Is there a pattern to extraneous solutions when an equation has a square root sign?

Question

I came across this specific question.

$$ \sqrt{8x^2+17} = 3x-2 $$

Squaring both sides and solving, two roots can be reached: x = 13 and x = -1.

Due to the square root in the original equation, x = -1 is an extraneous solution as the square root, by definition, returns the principal square root. This is found by plugging the solutions back into the original equation.

I have two questions.

First, when the equation's highest degree is 2, will there always be one true solution and one extraneous one? That is, can there be two true solutions or two extraneous solutions?

Second, is there a pattern to extraneous solutions to questions of a similar setup (those that involve a square root needing to be squared to be solved)? Of course, this second question is moot if the answer to the first question is no.

This question touches on the question tangentially: Implied plus-minus sign in radical equation?.

Thanks and apologies for the elementary-levelled question in advance.

Edit: In addition, is there a way to visualize what this extraneous solution (x = -1) is and why it is not a valid solution?

Answer 1

If the radical equation involves some even index radicals, and no prior restrictions have been made, the existence of real extraneous roots is always possible.

Note that, if the necessary constraints have already been made, you will not get extraneous roots. For example, applying the restriction $3x-2≥0$, then, we won't get any extraneous solutions.

For instance, let $A(x),\,B(x),\,C(x)$ be some algebraic expressions, such that:

$$\sqrt {\sqrt [4]{A(x)}+B(x)}=C(x)$$

The given equation contains even index radicals. Therefore, the existence of extraneous roots is possible, if we don't apply all the necessary restrictions.

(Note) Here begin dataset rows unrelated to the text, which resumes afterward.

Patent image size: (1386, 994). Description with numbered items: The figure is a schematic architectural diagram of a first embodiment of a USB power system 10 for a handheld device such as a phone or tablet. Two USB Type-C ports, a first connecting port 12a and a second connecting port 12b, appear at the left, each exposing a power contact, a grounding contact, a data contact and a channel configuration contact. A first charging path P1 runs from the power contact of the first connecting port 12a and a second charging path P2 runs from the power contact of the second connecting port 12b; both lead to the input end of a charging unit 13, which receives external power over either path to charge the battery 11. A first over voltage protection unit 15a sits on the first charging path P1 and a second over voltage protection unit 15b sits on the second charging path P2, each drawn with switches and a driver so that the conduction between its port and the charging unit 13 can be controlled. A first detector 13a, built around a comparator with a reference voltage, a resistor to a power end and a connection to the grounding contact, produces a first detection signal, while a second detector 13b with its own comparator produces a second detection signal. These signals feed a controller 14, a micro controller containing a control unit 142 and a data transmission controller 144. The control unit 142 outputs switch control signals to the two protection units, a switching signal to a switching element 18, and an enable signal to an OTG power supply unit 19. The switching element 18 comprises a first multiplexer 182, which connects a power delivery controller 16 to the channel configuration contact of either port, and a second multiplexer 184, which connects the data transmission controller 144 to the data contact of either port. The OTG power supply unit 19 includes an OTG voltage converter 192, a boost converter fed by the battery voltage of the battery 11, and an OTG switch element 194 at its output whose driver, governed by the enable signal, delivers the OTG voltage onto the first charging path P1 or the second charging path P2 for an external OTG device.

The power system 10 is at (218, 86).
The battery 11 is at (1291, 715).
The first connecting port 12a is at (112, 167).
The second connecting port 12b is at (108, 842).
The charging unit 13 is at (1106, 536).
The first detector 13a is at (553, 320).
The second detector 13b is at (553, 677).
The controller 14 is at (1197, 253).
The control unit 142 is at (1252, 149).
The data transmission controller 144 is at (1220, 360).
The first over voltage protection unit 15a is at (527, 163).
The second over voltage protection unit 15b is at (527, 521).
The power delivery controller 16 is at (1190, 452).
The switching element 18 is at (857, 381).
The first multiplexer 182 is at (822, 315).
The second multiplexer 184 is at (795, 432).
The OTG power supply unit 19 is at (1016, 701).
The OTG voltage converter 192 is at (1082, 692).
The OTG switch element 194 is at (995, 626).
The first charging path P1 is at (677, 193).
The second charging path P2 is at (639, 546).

Because, the set of roots of the radical equation $$\sqrt {\sqrt [4]{A(x)}+B(x)}=C(x)$$ is a subset of the set of roots of the polynomial $$\left(\left(C(x)\right)^2-B(x)\right)^4-A(x)=0.$$ These sets may not always be equal.

Now, consider the odd index radical equation:

$$\sqrt [7]{\sqrt[5] {A(x)}+B(x)}=C(x)$$

In this case, the set of root of the equation $$\sqrt [7]{\sqrt[5] {A(x)}+B(x)}=C(x)$$ is equivalent to the set of root of the polynomial $$\left(\left (C(x)\right)^7-B(x)\right)^5-A(x)=0.$$

In other words, all real numbers satisfying the polynomial will also be the root of the original equation. No real extraneous root can exist.

If the radical equation contains both odd and even index radicals, then it is still possible to have an real extraneous root.

The reason for this is simple. Observe that,

$$A(x)=B(x)\iff A^{2n-1}(x)=B^{2n-1}(x)$$

holds for all $n\in\mathbb N^{+}$.

But,

$$A(x)=B(x) \require {cancel} \hspace{1em}\cancel{\hspace{-1em}{\iff}\hspace{-1em}}\hspace{1em}A^{2n}(x)=B^{2n}(x)$$

doesn't hold for all $n\in\mathbb N^{+}$.

Also, it should be noted that we only work on real-valued roots here. When solving radical equations, we sometimes get extraneous roots because the set of real-valued roots of the polynomial we get as a result of raising to the power is not always equal to the set of roots of the original radical equation.